その中で、計画から施工、維持管理に欠かせない図面が単線結線図です。
電気機器間を単線で繋ぐ簡単な図面に見えますが、電気設備の基礎と本質が凝集されています。

電気設備工事に必要な工事計画を端的に示すのが、単線結線図です。
改造・更新を頻繁に行う電気設備では、改造の都度図面を変更しなければ、現状設備とは異なった図面になってしまいます。

このページ後半では、このような単線結線図の最新状態をキープする問題をどう解決するかを解説しています。

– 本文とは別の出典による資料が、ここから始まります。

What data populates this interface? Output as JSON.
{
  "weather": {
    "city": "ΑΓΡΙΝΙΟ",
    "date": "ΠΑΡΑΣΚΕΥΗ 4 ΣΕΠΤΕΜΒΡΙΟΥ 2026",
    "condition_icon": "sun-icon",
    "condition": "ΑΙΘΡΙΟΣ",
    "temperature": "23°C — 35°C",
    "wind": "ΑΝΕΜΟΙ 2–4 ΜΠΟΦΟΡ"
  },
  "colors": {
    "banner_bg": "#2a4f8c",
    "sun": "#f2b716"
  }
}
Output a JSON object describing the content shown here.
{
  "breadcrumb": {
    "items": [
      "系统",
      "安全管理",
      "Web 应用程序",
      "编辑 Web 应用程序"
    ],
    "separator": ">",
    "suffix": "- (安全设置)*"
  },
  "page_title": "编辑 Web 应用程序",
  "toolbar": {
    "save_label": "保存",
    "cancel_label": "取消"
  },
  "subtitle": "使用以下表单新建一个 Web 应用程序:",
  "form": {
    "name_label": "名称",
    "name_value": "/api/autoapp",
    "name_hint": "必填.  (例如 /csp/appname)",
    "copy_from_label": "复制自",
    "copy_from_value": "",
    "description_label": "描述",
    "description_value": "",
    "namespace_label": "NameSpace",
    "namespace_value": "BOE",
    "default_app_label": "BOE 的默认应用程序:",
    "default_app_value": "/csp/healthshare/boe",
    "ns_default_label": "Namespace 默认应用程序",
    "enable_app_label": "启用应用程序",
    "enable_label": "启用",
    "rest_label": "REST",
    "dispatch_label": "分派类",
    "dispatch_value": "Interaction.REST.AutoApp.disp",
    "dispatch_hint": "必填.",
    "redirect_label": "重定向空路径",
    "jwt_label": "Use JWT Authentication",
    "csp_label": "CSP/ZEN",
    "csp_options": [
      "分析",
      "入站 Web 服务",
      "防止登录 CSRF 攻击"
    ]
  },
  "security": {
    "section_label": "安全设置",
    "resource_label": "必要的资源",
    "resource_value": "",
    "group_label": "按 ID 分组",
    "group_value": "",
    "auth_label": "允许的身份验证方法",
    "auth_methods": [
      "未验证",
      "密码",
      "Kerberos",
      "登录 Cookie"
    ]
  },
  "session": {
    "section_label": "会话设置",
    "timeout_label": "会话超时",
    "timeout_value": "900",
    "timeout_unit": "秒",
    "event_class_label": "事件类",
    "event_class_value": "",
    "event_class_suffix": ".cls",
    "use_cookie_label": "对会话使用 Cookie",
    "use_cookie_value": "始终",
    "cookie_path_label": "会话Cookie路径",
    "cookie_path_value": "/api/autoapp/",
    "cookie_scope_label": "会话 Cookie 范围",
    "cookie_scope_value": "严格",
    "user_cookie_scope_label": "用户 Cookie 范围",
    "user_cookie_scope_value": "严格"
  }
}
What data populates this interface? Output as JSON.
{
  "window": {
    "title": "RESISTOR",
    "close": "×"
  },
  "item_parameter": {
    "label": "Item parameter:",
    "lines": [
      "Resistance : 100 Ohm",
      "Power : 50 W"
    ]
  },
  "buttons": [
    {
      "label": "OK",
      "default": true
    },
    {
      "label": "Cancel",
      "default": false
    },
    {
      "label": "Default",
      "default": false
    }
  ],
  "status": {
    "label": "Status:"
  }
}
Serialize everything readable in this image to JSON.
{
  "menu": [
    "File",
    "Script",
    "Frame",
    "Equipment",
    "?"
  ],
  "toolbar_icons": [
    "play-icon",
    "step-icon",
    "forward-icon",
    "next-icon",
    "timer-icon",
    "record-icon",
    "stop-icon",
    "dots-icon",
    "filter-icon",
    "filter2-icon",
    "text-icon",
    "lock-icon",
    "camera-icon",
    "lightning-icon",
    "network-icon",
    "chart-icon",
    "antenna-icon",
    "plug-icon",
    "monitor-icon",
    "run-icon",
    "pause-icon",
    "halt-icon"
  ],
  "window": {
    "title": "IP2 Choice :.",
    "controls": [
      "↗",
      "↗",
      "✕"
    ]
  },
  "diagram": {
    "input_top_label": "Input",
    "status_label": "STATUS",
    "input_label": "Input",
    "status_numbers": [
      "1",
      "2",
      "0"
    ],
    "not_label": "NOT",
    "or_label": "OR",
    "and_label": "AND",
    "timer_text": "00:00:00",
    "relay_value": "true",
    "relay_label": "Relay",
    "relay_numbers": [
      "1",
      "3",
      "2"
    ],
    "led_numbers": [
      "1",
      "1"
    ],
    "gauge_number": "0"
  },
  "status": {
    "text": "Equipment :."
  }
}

CADソフトの利用が、単線結線図作成の効率化に繋がります。
単線結線図では、JIS・JSIAで定義されたシンボル図と記号で電気機器を表します。
電気図のシンボルには、有料版もありますが、フリーCADデータが色々なサイトで公開されています。
autocad・jwcad・エクセルなど、さまざまな拡張子に対応できます。
また、電気機器の容量計算や保護協調計算、工事施工の端子結線図を作成できる電気設計専用のCADソフトなども有料・無料合わせてたくさんあります。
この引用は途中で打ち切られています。